Uitspraak
14/1792 WWAJ-G
Centrale Raad van Beroep
Enkelvoudige kamer
Gerectificeerde uitspraak op het hoger beroep tegen de uitspraak van de rechtbank Noord-Nederland van 18 februari 2014, 13/323 (aangevallen uitspraak)
Partijen:
[appellant] te [woonplaats] (appellant)
de Raad van bestuur van het Uitvoeringsinstituut werknemersverzekeringen (Uwv)
Datum uitspraak: 22 juli 2016
PROCESVERLOOP
Namens appellant heeft mr.

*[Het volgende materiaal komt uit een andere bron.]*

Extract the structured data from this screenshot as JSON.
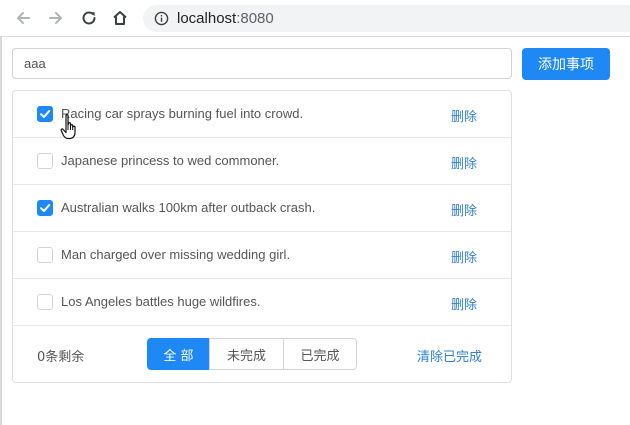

S.M. Carabain-Klomp, advocaat, hoger beroep ingesteld en daarbij overgelegd een medisch advies van verzekeringsarts R.A. Hollander.

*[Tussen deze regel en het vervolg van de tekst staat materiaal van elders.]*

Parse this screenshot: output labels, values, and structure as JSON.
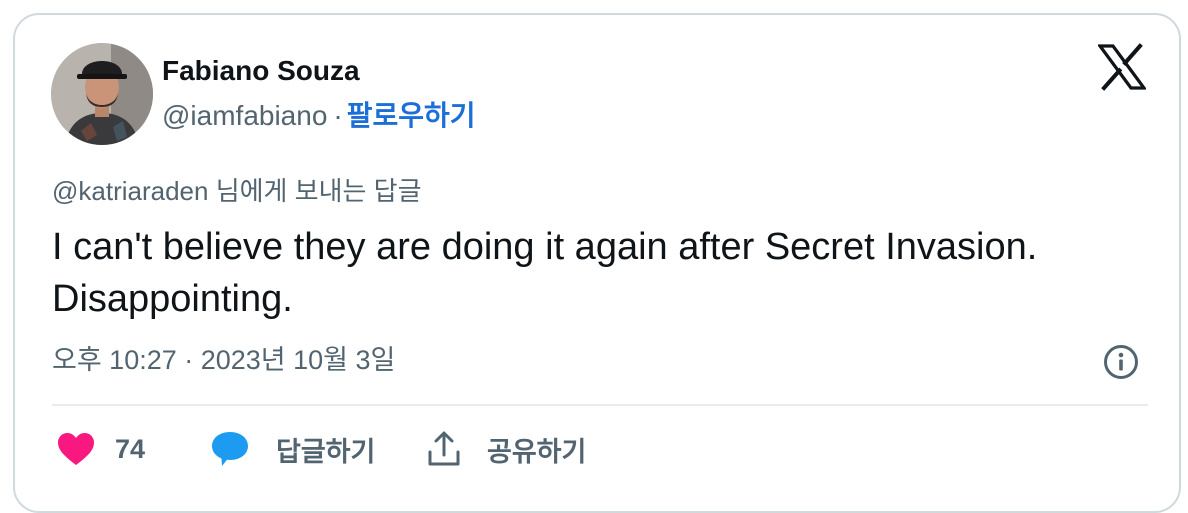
{
  "author": {
    "display_name": "Fabiano Souza",
    "handle": "@iamfabiano",
    "separator": "·",
    "follow_label": "팔로우하기"
  },
  "tweet": {
    "reply_to": "@katriaraden 님에게 보내는 답글",
    "text": "I can't believe they are doing it again after Secret Invasion. Disappointing.",
    "timestamp": "오후 10:27 · 2023년 10월 3일"
  },
  "actions": {
    "like_count": "74",
    "reply_label": "답글하기",
    "share_label": "공유하기"
  },
  "colors": {
    "like": "#f91880",
    "reply": "#1d9bf0",
    "follow": "#1d6fd8",
    "secondary_text": "#536471"
  },
  "icons": {
    "platform": "x-logo-icon",
    "info": "info-icon",
    "like": "heart-icon",
    "reply": "speech-bubble-icon",
    "share": "share-icon"
  }
}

Het Uwv heeft een verweerschrift ingediend met een rapport van de verzekeringsarts bezwaar en beroep H.E. van der Horst.
Beide partijen hebben nadere stukken ingediend.

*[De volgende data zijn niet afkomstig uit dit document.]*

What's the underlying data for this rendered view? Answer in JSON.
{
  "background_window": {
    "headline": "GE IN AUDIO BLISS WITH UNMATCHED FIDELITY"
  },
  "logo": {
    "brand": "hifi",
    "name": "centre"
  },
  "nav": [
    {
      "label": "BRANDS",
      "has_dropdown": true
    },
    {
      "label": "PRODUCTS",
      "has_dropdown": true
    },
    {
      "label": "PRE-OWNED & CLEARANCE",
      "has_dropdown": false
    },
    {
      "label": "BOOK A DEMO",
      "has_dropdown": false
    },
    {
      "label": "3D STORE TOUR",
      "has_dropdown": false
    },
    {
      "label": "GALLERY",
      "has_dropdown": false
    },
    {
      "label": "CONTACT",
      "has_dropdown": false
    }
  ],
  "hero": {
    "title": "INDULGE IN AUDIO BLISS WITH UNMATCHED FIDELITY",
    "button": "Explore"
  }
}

De Raad heeft verzekeringsarts L. Greveling-Fockens (deskundige), arts voor arbeid en gezondheid, als deskundige benoemd voor het instellen van een onderzoek. Met een rapport van 23 oktober 2015 heeft Greveling-Fockens omtrent haar onderzoeksbevindingen verslag uitgebracht en de haar gestelde vragen beantwoord.
Met een rapport van Van der Horst van 30 november 2015 heeft het Uwv op het rapport van Greveling-Fockens gereageerd waarop Greveling-Fockens heeft gereageerd bij schrijven van 28 januari 2016.
Het onderzoek ter zitting heeft plaatsgevonden op 10 juni 2016. Appellant is verschenen, bijgestaan door mr. Carabain-Klomp en zijn moeder. Het Uwv heeft zich, met bericht, niet laten vertegenwoordigen.
OVERWEGINGEN
1.1.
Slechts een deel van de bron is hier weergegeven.